For instance, it appears unlikely that for all Trump's warnings that US forces are "locked and loaded" that the US could identify and destroy all of Kim's nuclear arsenal, missile stocks and artillery pieces in an initial attack. Failure to do so could cause horrendous civilian casualties in North Korean reprisal attacks against South Korea, Japan and against US soldiers in both nations.
Until the Pentagon can solve that conundrum, some observers will take US military threats with a pinch of salt -- unless they conclude that Trump is ready to accept a huge humanitarian toll in Asia -- to keep America safe from North Korea.
One possible interpretation of the harsh turn in US rhetoric is that it is intended to heap more and more pressure on China and Russia -- two states that have leverage with the North Koreans that has not yet been fully deployed.
Though Chinese President Xi Jinping and Russian President Vladimir Putin are not at UNGA, the timing may also have something to do with leaders gathering at the UN headquarters with the eyes of the world on foreign policy.
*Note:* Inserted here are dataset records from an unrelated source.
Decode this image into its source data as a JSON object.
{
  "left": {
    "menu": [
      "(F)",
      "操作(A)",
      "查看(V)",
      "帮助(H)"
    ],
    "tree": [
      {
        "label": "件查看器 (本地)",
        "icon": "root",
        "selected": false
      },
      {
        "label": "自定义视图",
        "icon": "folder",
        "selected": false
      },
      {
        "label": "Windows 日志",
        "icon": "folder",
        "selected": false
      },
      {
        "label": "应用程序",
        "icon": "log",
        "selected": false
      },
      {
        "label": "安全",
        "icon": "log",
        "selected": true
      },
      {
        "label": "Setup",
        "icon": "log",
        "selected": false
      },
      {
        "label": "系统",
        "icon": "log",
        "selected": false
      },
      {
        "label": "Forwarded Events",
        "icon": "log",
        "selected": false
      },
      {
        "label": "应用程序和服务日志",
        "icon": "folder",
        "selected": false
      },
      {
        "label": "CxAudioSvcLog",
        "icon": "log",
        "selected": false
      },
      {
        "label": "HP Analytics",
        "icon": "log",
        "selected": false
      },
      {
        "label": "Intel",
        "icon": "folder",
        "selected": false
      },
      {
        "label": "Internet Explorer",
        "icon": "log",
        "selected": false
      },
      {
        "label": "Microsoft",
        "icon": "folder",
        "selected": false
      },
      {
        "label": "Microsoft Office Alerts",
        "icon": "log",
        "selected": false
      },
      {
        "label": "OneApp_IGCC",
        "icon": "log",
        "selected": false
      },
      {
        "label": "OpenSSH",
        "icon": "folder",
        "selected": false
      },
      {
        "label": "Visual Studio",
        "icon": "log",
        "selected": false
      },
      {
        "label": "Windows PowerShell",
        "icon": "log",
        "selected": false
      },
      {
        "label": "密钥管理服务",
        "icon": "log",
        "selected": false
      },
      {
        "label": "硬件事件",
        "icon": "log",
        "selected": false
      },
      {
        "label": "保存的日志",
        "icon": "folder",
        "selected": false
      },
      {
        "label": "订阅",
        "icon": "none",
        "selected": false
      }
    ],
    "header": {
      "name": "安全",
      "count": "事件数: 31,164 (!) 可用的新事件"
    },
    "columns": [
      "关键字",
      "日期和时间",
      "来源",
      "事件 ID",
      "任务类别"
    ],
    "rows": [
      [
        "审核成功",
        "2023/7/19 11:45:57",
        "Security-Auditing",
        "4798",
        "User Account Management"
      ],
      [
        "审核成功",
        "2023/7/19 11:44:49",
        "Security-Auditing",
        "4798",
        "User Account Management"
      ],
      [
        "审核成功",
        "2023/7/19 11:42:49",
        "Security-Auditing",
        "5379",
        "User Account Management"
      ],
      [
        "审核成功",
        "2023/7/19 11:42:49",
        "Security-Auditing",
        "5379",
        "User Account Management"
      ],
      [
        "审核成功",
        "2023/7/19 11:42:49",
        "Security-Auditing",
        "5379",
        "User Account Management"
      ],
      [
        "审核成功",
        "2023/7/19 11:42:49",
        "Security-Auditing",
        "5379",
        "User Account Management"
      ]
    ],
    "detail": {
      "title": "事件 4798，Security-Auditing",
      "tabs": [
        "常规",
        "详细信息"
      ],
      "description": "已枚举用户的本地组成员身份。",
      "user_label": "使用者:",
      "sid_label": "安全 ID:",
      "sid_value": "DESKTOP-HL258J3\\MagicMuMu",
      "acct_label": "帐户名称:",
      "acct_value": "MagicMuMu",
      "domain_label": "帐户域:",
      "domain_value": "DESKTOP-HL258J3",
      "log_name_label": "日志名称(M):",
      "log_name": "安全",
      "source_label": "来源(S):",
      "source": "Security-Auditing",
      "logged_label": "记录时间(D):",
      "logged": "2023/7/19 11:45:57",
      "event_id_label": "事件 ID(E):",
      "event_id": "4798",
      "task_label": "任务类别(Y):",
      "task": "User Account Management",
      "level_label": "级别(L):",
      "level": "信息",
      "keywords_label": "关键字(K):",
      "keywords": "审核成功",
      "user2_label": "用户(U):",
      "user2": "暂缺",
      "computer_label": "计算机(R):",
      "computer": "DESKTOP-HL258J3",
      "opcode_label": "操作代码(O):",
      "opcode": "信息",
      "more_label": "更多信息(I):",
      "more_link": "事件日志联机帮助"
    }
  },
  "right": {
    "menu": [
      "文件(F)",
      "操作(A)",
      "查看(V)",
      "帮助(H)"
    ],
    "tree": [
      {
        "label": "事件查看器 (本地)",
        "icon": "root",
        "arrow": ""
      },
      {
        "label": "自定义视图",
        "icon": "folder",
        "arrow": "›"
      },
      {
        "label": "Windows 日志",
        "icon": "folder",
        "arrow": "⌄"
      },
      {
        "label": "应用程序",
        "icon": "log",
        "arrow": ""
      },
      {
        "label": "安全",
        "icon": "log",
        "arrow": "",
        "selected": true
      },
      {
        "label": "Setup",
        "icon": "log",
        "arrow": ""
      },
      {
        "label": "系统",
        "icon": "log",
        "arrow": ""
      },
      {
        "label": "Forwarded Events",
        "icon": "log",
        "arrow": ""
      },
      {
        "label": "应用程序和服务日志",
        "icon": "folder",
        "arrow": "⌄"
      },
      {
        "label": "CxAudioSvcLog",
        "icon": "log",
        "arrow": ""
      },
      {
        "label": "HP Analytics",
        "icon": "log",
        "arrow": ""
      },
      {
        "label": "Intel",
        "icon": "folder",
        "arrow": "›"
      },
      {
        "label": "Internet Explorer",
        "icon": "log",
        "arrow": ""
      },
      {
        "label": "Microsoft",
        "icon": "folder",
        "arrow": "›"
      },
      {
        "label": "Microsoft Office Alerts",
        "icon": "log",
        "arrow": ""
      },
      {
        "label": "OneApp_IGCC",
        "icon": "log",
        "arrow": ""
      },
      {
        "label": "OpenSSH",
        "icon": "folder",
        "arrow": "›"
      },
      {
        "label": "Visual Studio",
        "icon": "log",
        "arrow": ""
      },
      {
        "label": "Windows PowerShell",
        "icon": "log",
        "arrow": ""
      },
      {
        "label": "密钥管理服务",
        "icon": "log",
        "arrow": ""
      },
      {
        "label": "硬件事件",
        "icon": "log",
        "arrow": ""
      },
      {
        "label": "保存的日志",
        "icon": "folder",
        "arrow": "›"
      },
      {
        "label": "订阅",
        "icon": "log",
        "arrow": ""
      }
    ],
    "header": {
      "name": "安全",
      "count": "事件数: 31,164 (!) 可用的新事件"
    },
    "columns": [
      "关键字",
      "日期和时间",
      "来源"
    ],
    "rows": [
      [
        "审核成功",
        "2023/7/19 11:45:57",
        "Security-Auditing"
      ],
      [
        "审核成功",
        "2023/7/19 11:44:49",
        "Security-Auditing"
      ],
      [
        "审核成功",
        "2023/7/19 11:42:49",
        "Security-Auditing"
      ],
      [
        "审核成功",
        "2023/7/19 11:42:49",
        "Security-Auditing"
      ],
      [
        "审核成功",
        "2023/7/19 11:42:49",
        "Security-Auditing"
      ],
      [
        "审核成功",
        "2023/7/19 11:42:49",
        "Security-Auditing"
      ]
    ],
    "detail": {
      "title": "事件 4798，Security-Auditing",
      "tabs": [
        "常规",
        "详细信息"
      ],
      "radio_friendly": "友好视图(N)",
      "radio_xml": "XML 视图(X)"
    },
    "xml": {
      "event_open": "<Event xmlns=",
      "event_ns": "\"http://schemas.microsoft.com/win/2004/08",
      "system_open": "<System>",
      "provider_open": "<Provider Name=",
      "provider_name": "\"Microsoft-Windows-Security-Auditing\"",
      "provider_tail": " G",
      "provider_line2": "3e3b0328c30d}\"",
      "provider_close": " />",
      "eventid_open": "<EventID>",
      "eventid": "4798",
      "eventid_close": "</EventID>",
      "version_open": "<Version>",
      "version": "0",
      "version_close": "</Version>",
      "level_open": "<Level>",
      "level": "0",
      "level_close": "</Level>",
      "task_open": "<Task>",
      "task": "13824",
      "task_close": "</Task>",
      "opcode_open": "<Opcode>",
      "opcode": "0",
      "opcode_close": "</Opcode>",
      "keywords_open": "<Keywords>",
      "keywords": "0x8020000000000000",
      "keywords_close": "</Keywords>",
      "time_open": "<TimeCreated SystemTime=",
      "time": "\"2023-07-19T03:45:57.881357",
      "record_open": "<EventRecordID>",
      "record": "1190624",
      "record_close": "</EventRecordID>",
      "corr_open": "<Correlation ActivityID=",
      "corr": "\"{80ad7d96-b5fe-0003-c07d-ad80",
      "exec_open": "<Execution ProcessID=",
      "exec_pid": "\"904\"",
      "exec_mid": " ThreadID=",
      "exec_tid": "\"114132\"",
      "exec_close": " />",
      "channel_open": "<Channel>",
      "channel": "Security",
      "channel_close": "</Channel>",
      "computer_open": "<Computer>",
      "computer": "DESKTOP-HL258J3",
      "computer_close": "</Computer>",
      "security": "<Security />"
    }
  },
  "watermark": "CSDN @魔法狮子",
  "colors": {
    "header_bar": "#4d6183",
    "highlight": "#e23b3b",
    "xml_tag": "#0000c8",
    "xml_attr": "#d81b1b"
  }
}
If the US is really "out of time" on North Korea's nuclear program, as McMaster told reporters at the White House, Washington would be expected to soon move to one of its most strident, yet risky options -- targeting Chinese firms and banks that do business with North Korea, on the open or black market.
The threat of such action could be intended to change China's view of the situation and to get it to sign up to more punitive sanctions.
Such sanctions would effectively offer Chinese firms a choice of trading with the US or North Korea. But given the opacity of Chinese politics -- at a crucial time, ahead of the Communist Party's Congress, a once-in-five-year event -- such a critical step is not guaranteed to change Beijing's mind and could trigger reprisals against the US.
There is also the question of inclination.
China is responsible for most of North Korea's oil imports and Russian firms are the largest employers of North Korean forced laborers whose salaries swell Pyongyang's revenues.
It is not a clear cut case that either Russia or China is ready to relieve Washington of one of its most intractable foreign policy problems, and given differences with the US elsewhere may have an incentive to keep Trump on the hook.
Neither nation has an interest meanwhile in any kind of regime targeting strategy by Washington that could topple Kim's government, create massive refugee flows and instability -- and could eventually produce a unified Korea that leans closely to the US than its neighbors to the North.
The White House said Trump spoke to Xi on the phone on Monday and won an undertaking for rigorous enforcement of existing sanctions on North Korea.
But there was no word on any follow on action by China.